Can You Diagnose Your Narcissist?

Narcissistic personality disorder is a disease that can only be diagnosed by a qualified mental health diagnostician. People often compile lists of traits and behaviors that they believe constitute the essence of narcissism, but these are often misleading. Only five of the exhaustive list of criteria need to coexist in a patient for them to be diagnosed with narcissistic personality disorder. It is not proper for laymen to diagnose people, even if narcissists rarely attend therapy or subject themselves to diagnostic tests.


Narcissist's Constant Midlife Crisis

The midlife crisis is a much-discussed but little understood phenomenon. There is no link between physiological and hormonal developments and the mythical midlife crisis. The narcissist is best equipped to tackle this problem as they suffer from mental progeria and are in a constant mid-life crisis. The narcissist's personality is rigid, but their life is not. It is changeable, mutable, and tumultuous. The narcissist does not go through a midlife crisis because they are forever the child, forever dreaming and fantasizing, forever enamored with themselves.

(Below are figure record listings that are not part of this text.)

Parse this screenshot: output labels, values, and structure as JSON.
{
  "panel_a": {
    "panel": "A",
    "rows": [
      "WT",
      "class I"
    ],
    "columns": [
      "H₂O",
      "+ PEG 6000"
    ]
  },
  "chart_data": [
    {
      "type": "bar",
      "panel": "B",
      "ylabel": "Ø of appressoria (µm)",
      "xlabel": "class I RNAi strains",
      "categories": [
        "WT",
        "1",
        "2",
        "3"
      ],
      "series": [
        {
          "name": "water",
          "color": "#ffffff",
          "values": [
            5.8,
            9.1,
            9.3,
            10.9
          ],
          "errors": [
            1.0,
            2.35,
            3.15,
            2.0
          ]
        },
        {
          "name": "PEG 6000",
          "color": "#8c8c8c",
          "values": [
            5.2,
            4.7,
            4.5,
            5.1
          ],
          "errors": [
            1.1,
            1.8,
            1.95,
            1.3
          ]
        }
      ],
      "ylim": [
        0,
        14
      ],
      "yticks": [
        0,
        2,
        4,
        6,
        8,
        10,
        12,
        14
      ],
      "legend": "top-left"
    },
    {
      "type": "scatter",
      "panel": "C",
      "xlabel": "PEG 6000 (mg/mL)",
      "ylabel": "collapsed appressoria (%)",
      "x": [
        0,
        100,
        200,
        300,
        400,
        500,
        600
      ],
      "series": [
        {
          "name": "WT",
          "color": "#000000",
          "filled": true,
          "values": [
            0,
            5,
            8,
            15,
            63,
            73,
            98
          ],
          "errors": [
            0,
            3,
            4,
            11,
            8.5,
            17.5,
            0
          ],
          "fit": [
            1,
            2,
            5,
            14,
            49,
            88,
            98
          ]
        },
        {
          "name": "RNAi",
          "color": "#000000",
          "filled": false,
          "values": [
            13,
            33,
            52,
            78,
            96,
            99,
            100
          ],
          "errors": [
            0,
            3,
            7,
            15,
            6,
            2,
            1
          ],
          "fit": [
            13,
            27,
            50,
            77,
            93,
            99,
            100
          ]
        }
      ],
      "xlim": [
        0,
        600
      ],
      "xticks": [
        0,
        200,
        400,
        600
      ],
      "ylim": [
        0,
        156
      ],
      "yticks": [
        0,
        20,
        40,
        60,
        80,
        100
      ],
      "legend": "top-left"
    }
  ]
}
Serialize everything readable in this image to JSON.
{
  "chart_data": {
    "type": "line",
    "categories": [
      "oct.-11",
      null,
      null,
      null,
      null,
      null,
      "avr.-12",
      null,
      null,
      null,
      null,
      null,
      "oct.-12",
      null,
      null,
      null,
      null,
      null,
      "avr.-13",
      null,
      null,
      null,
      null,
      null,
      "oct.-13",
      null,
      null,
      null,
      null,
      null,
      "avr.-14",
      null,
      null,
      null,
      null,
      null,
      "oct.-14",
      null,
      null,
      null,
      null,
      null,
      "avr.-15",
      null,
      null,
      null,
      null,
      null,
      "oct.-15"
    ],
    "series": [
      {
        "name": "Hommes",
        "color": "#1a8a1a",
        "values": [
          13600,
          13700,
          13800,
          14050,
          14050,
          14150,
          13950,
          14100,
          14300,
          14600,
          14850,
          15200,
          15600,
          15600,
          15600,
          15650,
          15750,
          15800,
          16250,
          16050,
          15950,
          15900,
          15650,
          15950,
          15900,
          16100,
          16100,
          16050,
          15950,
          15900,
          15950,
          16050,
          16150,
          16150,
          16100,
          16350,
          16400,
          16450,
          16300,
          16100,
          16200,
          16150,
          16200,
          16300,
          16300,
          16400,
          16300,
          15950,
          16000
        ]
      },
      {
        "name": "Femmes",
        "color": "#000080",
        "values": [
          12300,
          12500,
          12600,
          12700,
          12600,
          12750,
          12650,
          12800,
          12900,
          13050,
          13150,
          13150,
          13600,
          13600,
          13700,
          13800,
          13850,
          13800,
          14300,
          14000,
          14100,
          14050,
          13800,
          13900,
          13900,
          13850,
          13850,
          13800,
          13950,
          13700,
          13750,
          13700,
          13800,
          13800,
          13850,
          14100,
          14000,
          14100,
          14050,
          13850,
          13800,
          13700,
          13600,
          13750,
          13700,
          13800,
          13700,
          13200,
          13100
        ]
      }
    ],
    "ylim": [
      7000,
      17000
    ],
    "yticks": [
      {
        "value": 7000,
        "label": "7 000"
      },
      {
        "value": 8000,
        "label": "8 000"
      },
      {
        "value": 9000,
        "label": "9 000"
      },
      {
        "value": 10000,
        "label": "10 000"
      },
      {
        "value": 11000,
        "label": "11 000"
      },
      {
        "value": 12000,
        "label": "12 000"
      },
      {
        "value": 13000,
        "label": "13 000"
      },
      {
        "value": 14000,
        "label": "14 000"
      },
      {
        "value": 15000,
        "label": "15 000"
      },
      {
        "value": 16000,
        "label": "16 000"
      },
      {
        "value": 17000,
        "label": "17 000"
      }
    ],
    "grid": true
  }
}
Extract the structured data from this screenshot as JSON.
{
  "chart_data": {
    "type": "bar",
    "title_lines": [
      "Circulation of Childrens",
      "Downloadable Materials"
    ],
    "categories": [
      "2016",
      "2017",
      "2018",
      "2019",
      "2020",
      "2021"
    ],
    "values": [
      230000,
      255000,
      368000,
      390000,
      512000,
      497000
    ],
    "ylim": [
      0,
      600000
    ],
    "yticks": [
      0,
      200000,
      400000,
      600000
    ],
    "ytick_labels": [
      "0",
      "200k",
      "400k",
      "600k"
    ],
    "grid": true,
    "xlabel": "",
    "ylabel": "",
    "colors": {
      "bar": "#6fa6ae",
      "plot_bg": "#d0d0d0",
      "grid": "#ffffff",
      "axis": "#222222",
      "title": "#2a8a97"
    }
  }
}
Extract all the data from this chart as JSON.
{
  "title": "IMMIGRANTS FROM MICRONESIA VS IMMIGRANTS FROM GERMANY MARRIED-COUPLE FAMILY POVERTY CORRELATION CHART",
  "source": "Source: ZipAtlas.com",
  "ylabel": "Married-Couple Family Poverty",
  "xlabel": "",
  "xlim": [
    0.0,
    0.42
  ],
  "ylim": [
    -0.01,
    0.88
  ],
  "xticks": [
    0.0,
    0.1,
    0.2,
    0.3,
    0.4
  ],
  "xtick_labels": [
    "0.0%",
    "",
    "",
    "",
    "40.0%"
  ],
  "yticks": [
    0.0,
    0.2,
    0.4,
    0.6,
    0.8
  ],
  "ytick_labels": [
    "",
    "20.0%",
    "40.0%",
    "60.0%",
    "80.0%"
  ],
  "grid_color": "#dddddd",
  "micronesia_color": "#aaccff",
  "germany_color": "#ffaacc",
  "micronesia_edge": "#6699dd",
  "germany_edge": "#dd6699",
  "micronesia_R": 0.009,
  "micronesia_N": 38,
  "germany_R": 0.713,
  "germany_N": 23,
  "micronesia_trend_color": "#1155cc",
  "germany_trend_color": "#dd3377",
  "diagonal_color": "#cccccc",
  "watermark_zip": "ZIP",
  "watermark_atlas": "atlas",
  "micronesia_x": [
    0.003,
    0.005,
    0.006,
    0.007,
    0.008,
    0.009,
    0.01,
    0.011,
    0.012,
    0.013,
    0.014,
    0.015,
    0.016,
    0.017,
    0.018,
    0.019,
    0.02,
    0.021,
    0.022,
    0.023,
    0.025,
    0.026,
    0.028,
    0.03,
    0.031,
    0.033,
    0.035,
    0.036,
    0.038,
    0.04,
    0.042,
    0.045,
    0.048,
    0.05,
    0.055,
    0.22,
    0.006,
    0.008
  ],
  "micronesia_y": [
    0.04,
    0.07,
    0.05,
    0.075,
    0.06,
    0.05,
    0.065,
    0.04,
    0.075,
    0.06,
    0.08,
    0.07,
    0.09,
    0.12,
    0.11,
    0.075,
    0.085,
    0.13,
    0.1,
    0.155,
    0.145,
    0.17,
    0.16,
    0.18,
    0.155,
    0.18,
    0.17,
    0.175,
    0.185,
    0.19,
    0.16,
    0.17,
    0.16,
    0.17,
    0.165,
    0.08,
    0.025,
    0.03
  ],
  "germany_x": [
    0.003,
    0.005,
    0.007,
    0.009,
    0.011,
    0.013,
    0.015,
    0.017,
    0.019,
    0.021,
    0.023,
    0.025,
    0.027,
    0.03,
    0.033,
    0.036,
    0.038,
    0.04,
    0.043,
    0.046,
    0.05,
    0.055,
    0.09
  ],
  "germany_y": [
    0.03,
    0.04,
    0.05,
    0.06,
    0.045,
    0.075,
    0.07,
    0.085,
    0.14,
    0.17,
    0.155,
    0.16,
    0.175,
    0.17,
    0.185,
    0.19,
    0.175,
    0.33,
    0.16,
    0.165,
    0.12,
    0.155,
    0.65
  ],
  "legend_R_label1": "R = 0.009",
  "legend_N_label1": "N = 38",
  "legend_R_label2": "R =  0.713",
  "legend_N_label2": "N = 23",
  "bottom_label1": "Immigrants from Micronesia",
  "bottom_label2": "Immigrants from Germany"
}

Asperger's Disorder Misdiagnosed as Narcissistic Personality Disorder (NPD)

Asperger's Disorder can be diagnosed in toddlers as young as three years old, while Narcissistic Personality Disorder cannot be safely diagnosed until late adolescence. However, Asperger's Disorder is often misdiagnosed as Narcissistic Personality Disorder. Both types of patients are self-centered and engrossed in a narrow range of interests and activities, with severely hampered social and occupational interactions. The gulf between Asperger's and pathological narcissism is vast, with the narcissist switching between social agility and social impairment voluntarily, while the Asperger's patient's social awkwardness is an inevitability.


Old-age Narcissist

Narcissists age without grace, unable to accept their fallibility and mortality. They suffer from mental progeria, aging prematurely and finding themselves in a time warp. The longer they live, the more average they become, and the wider the gulf between their pretensions and accomplishments. Few narcissists save for rainy days, and those who succeed in their vocation end up bitterly alone, having squandered the love of family, offspring, and mates.


Women Narcissists

Male and female narcissists differ in the way they manifest their narcissism, with women focusing on their body and traditional gender roles. However, both genders are chauvinistic and conservative, as they depend on the opinions of those around them to maintain their false self. Women are more likely to seek therapy and use their children as a source of narcissistic supply, while men may view their children as a nuisance. Ultimately, there is no psychodynamic difference between male and female narcissists, as they both choose different sources of supply but are otherwise identical.


Idealized, Devalued, Dumped

Narcissists have a cycle of overvaluation and devaluation, which is more prevalent in borderline personality disorder than in narcissistic personality disorder. The cycle reflects the need to be protected against the whims, needs, and choices of other people, shielded from the hurt that they can inflict on the narcissist. The overvaluation and devaluation mechanism is the most efficient one available to the narcissist, as the narcissist's personality is precariously balanced and requires inordinate amounts of energy to maintain. The narcissist's energies are all focused and dedicated to the task concentrated upon the source of supply he had identified.